What You Can Learn From Sexual Frustration
The term "sexually frustrated" can mean different things in different situations. Maybe it's been used against you as a way of guilting you into sexual interactions you had no intention of consenting to. Perhaps you've used it to describe your own actions as an excuse for bad behavior.
However, sexual frustration doesn't always have to be so negative. While it's born out of a lack of something, it could also help teach you some things about yourself and your partner.
More than just frustration
"The term 'sexual frustration' is deceiving," said Ray Sadoun, mental health and addiction recovery specialist based in London, U.K. "When we are sexually frustrated—that is, craving intimate contact and pleasure—we experience more than just frustration. It can make us feel disappointed, lonely and angry, too."
So much of how sexual frustration affects a person depends on whether or not they validate their own sexual desires, and that satisfying them is their responsibility and theirs alone.

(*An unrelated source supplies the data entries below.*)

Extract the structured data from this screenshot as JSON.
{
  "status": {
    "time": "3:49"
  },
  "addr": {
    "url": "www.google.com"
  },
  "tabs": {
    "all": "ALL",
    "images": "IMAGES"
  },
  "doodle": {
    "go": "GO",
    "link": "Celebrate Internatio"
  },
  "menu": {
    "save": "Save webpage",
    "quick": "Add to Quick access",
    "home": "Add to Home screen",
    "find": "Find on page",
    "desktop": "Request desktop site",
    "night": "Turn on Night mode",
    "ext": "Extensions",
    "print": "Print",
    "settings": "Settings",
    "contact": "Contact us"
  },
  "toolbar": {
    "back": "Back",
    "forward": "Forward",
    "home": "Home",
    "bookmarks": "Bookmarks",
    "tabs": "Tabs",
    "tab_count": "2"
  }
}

"I have worked with couples extensively over the issue of desire discrepancy," said Cay Crow, a licensed sex therapist and supervisor of sex therapy. "It may work in the short term to 'guilt' a partner into having sex, but over the long term, this dynamic creates resentment and disconnection. It is also a form of coercion that turns the issue into a tug-of-war. Having sex out of obligation is not sexy. The reality is, it is not your partner's responsibility to take care of your sexual needs, or vice versa."
A brief history
While this isn't an exact history of sexual frustration as the term exists today, it's an interesting piece of the past that could help explain why certain emotions, and their subsequent subsiding, were equated with sexual pleasure.

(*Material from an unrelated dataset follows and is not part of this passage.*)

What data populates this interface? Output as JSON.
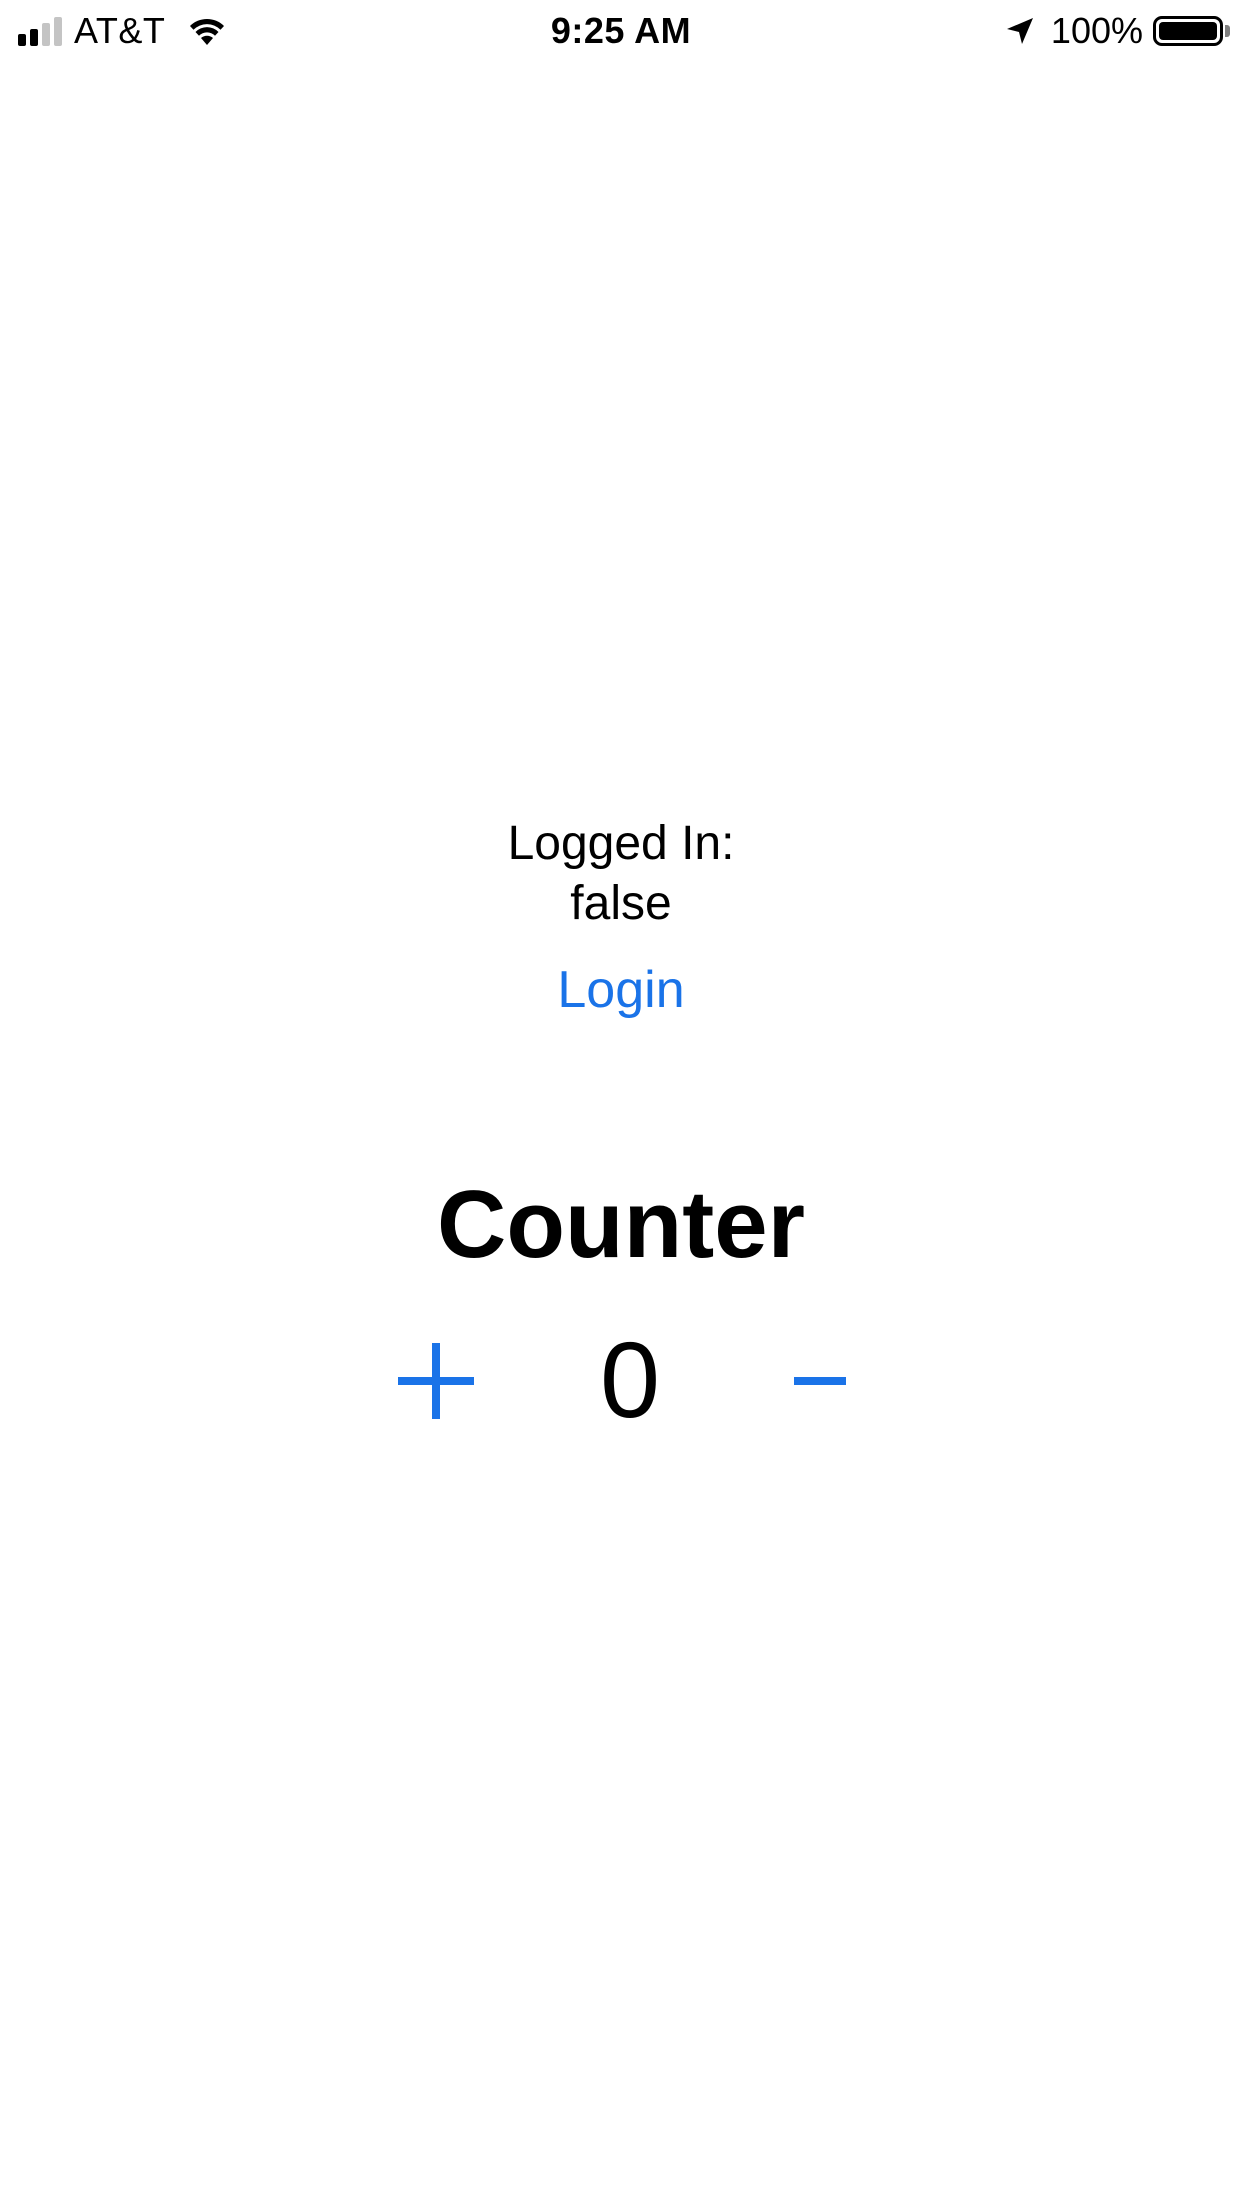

In a piece for Arizona State University's "The Embryo Project Encyclopedia," Rainey Horwitz details how during the late 1800s through the early 1900s, doctors would treat hysteria in women by administering treatment involving early electronic vibrators to stimulate the clitoris.
Despite the labeling of "hysteria," these symptomatic emotions may have been better diagnosed as depression, and the frustrated outbursts as a consequence of that depression. Basically, the doctors were "curing" these symptoms with orgasms. So, it's no wonder expressions of unexplained emotions are often associated with a lack of sexual stimulation.
This isn't necessarily a bad thing. If you're in a healthy relationship and you and your partner use sex as a way to help ease the tensions life brings, more power to you. But just know that there might be some mental health work that might be helpful as well.
A question of libido
If your partner has a higher libido than you—or the other way around—it can feel like one or the other isn't getting what they need.
"While many single people deal with sexual frustration, it is also possible to feel sexually frustrated within a relationship, particularly if your libido is very different from that of your partner," Sadoun explained.
This is an incompatibility issue on a deeper level, which could leave you questioning your relationship. But it doesn't have to be a deal-breaker. Sadoun noted people who get intimate less often are more likely to experience sexual frustration, but it depends on the libido of the individuals, as some people naturally experience minimal sexual desire.
"As a sex therapist, I see sexual frustration as more nuanced than an individual wanting sex but not having an outlet," Crow said. "First of all, masturbation is the obvious remedy to someone who is sexually frustrated. But too many individuals view masturbation as an inferior option. I disagree wholeheartedly. Masturbation is readily available, and the individual gets to focus on their own pleasure and does not have to deal with the machinations of finding or engaging a partner."
The mental component
While a lot of sexual frustration comes down to the physical element of desiring sex without being able to have it, there is a mental aspect as well.
"The emotion behind the experience of sexual frustration is different for each person," Crow continued. "For some people, having sex is one way they soothe themselves emotionally when they are anxious, upset or even angry. For other people, extreme emotion dampens sexual desire. Sexual expression is one of only a few outlets in our society where someone can completely let go and experience a few seconds of transcendence. So when I hear the phrase 'sexually frustrated,' what I hear is a person needing an outlet for repressed emotions, or perhaps an affirmation of connection, or a release of stress from the body,"
If you've been experiencing sexual frustration yourself, there are ways to deal with the actual emotions that make you feel as if sex is the only remedy. It's not.
"Individuals with limited coping mechanisms will be more likely to experience sexual frustration," Crow said. "[Other] coping mechanisms may include exercise and sports, eating a healthy diet, yoga, meditation, socializing with friends and family, and having a good support system."